Same configuration file with different content in different environments
This solution is explained in detail in the Codeyourinfra project blog post How to deal with the same configuration file with different content in different environments. Check it out!
The dev team has to deploy the application in different QA environments. The application requires a properties file where either the database string connection and the database credentials are defined. In each environment they are different. This is just an example of the same configuration file with different content in different environments.

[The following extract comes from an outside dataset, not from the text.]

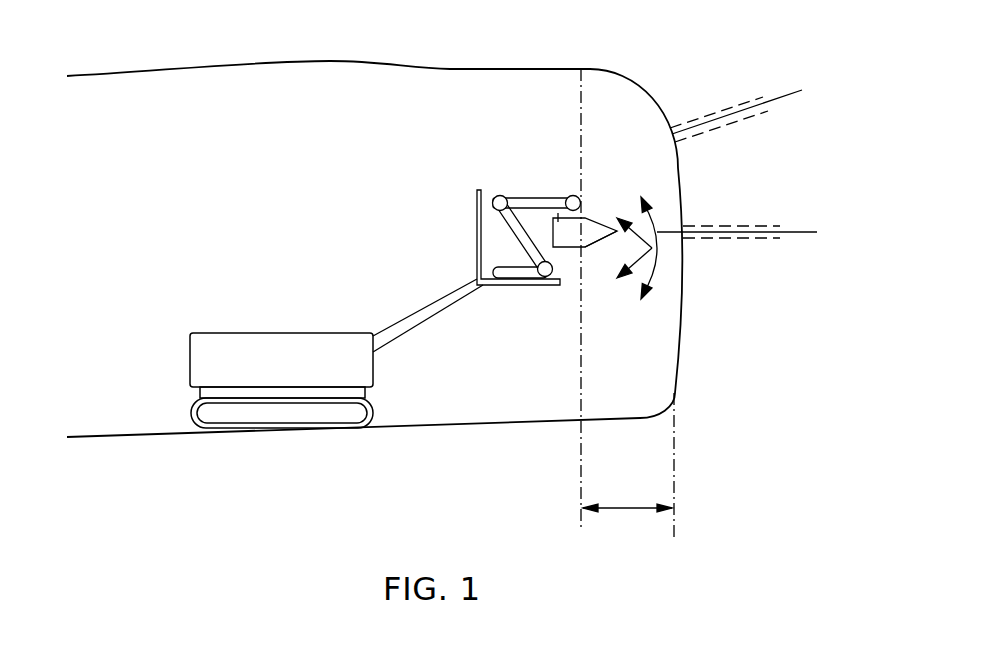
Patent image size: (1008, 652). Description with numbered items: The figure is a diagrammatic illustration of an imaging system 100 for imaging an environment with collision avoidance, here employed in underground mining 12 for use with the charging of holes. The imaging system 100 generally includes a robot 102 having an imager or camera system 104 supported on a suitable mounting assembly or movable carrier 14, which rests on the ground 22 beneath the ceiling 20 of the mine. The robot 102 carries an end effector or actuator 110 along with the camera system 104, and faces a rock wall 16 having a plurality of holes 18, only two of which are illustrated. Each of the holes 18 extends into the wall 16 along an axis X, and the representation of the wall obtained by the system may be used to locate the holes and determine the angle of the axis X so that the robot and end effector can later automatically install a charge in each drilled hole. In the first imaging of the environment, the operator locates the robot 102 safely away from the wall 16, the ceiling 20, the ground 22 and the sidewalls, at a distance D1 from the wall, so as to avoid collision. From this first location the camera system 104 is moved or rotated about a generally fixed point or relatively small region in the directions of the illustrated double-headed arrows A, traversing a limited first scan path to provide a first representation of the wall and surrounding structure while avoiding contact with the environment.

Instead of having a version of the same configuration file for each environment, it's possible to keep just one, including all the values required in every environment (conncfg.yml). This variables are then used during the same_cfgfile_diff_content Ansible role's execution, when the configuration file's content is set, specific to each environment.
--- - hosts: qa vars_files: - conncfg.yml roles: - same_cfgfile_diff_content
First of all, turn on the 3 VMs that represent the QA environments, executing the command
$ vagrant up. After that, execute the command
$ ansible-playbook playbook.yml. Finally, in order to check the configuration file's content of every environment, execute the command
$ ansible qa -m shell -a "cat /etc/conn.properties".

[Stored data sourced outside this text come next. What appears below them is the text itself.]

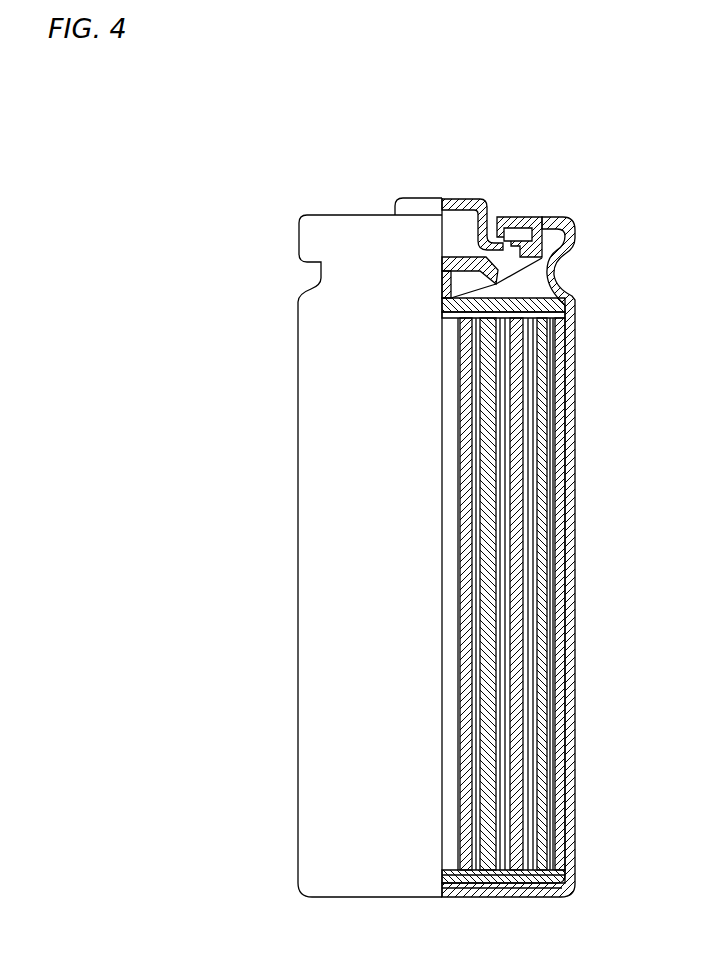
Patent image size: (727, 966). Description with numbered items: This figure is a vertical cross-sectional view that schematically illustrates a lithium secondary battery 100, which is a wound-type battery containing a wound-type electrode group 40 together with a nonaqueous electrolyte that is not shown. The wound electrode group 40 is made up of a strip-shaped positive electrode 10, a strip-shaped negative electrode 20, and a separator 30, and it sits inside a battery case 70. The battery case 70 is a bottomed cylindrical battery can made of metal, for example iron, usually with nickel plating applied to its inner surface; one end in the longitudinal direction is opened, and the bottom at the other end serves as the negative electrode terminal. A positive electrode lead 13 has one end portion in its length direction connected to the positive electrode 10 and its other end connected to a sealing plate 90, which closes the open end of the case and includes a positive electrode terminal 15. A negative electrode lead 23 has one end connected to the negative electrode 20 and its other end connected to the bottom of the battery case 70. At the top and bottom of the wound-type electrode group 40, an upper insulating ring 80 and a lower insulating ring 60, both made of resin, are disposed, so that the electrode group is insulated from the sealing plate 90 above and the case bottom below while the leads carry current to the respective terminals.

The lithium secondary battery 100 is at (412, 127).
The positive electrode terminal 15 is at (470, 200).
The sealing plate 90 is at (547, 214).
The positive electrode lead 13 is at (452, 291).
The upper insulating ring 80 is at (576, 303).
The negative electrode 20 is at (575, 428).
The separator 30 is at (560, 508).
The positive electrode 10 is at (567, 585).
The wound-type electrode group 40 is at (623, 403).
The battery case 70 is at (572, 676).
The lower insulating ring 60 is at (491, 898).
The negative electrode lead 23 is at (532, 898).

You can also test the solution automaticaly, by executing
./test.sh or using Molecule. With the latter, you can perform the test not only locally (the default), but in AWS as well. During the Codeyourinfra's continuous integration process in Travis CI, the solution is tested on Amazon EC2.
In order to get your environment ready for using Molecule, prepare your Python virtual environment, executing
python3 -m venv env && source env/bin/activate && pip install -r requirements.txt. After that, just run the command
molecule test, to test the solution locally in a VirtualBox VM managed by Vagrant.
If you prefer performing the test in AWS, bear in mind you must have your credentials appropriately in ~/.aws/credentials. You can configure it through the AWS CLI tool. The test is performed in the AWS region Europe - London (eu-west-2). Just run
molecule test -s aws and check the running instances through your AWS Console.